Based on this assessment, we have revised the manuscript to reflect a more balanced approach. In the revised text, we emphasise the interdisciplinary role of mental health teams and highlight that nurses, as well as other professionals, have specific contributions to make in promoting a holistic and inclusive approach to care. Although we briefly mentioned the possibility of developing specific programmes for nurses, it is now clear that this is a potential recommendation for future exploration, rather than a conclusion based on the findings of this review.

Thank you again for your feedback, which has helped us to improve the clarity and accuracy of the manuscript.

 

Round 2

Reviewer 2 Report

Comments and Suggestions for Authors

Dear Author

 

I understand that the study objective is to describe the diversity and complexity of intervention programs for first-episode psychology in as much detail as possible. Therefore, I understand that it is appropriate to describe various interventions under the categorization of single and multiple interventions.

 

In addition, the explanation of the concept of the intervention's purpose and strategy/content was added, and I was able to clearly understand the difference.

 

Regarding frequency, I understand that an overview was provided because of heterogeneity and lack of data. There was a comment below, but I could not find any evidence that it was revised in 3.3.2. Please check again for the revisions.

 

"In response to your suggestion, we have revised section 3.3.2 to make the variation observed in each variable clearer, highlighting the amplitudes and extreme values. In this way, we still offer a comprehensive view of therapeutic practices, in line with the objectives of the scoping review."

 

I also confirmed that the focus was not on late onset schizophrenia and that the papers on FEP were appropriately reviewed.

 

I also acknowledged that you mentioned the role of mental health nurses in Future research.

Author Response

Dear Reviewer,
We sincerely thank you for your valuable feedback. We consider it essential to carefully address every suggestion we receive.

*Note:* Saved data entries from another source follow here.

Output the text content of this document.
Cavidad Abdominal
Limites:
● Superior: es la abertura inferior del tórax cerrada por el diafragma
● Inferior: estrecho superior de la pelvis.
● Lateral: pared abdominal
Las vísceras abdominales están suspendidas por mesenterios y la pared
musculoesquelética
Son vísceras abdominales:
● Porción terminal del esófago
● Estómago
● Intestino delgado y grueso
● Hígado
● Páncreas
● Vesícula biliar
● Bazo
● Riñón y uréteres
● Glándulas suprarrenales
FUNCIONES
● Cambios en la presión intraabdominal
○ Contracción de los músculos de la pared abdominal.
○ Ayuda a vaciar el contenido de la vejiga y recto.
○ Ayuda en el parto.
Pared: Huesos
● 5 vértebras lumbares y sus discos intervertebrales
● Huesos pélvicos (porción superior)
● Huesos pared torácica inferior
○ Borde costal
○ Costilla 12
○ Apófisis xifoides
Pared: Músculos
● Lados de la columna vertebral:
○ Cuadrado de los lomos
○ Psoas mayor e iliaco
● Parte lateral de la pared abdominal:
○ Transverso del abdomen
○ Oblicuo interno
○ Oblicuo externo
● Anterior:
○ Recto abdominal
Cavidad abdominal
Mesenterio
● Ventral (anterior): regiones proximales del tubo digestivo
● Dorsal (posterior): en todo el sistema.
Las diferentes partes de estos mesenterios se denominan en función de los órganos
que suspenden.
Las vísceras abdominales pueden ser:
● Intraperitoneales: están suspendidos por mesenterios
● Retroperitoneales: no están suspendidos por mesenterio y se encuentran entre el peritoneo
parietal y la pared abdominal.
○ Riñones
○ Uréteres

In line with the nature of a scoping review, our main objective was to map and describe the characteristics of interventions rather than to provide a quantitative synthesis of the data. The heterogeneity across studies, coupled with incomplete data and the complexity of multiple interventions in some programs, made it impractical to calculate consistent and valid measures, such as medians or variations.
However, in response to your suggestion, we have made efforts to report ranges and extreme values wherever possible to illustrate the diversity of the data. For each variable—number of sessions (NS), treatment duration (TD), session frequency (FS), and follow-up (FU)—we described the variation from minimum to maximum values, as detailed in lines 451–457.
Previously, we stated:
"In response to your suggestion, we have revised section 3.3.2 to make the variation observed in each variable clearer, highlighting the amplitudes and extreme values. In this way, we still offer a comprehensive view of therapeutic practices, in line with the objectives of the scoping review."
Upon reflection, we realized that no substantial changes had been made, given the inherent limitations of this type of review. However, we now recognize the importance of including a clear rationale. Consequently, we added the following statement on lines 458–460:
"Due to the large heterogeneity of the values for number of sessions (NS), treatment duration (TD), session frequency (FS), and follow-up (FU), the characteristics were described with a presentation of their amplitudes (minimum and maximum values) to illustrate the variation in the data, where possible."


We are grateful for the opportunity to clarify this point and hope the updated text meets your expectations.
Additionally, we appreciate your positive acknowledgment of the explanation of the intervention's purpose and strategy/content, as well as your recognition of our focus on first-episode psychosis (FEP) and the appropriate exclusion of studies on late-onset schizophrenia. Finally, we note your acknowledgment of the role of mental health nurses as an avenue for future research.
Thank you again for your valuable feedback, which has helped us to improve the manuscript.